08. SIMPEL

15 7 5
                                    

"Sederhana saja, apa yang ada maka syukuri dan jangan diratapi."

---------------

Orang itu tersungkur begitu saja ke tanah, dengan luka memar dan darah segar yang keluar dari sudut bibirnya. Ia berusaha bangkit dan ingin membalas pukulan yang dilayangkan oleh Gema dengan pukulan juga tentunya. Tapi ia tak bisa memukul Gema karena Gema lebih dahulu menghindar. Dan, mungkin karena masih dalam pengaruh alkohol jadi ia tidak dapat fokus pada sasarannya.
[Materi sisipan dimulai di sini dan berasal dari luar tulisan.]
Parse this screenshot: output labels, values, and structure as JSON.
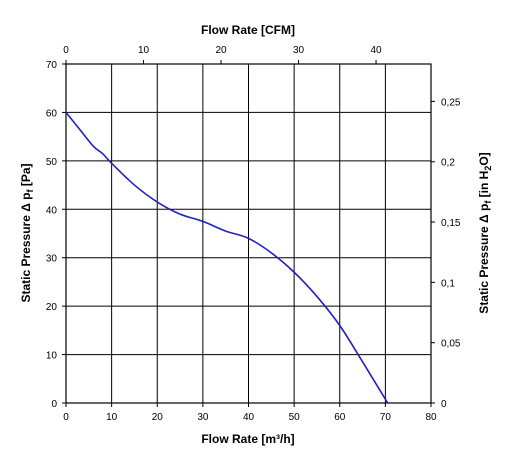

Orang itu kembali tersungkur ke tanah karena pukulan yang kembali Gema berikan. Pukulan yang cukup keras dan mampu membuat orang itu tak berdaya. Gema memukul tepat pada punggung orang itu.

Gema kembali memukul dan memukulnya lagi. Tak ada perlawanan dari orang itu. Mungkin saja ia tak dapat mengimbangi serangan Gema karena masih dalam kondisi sedikit mabuk.

Senja hanya diam mematung dengan isakannya. Sebenarnya ia takut tapi ia juga kasihan kepada orang yang tengah Gema pukul habis-habisan.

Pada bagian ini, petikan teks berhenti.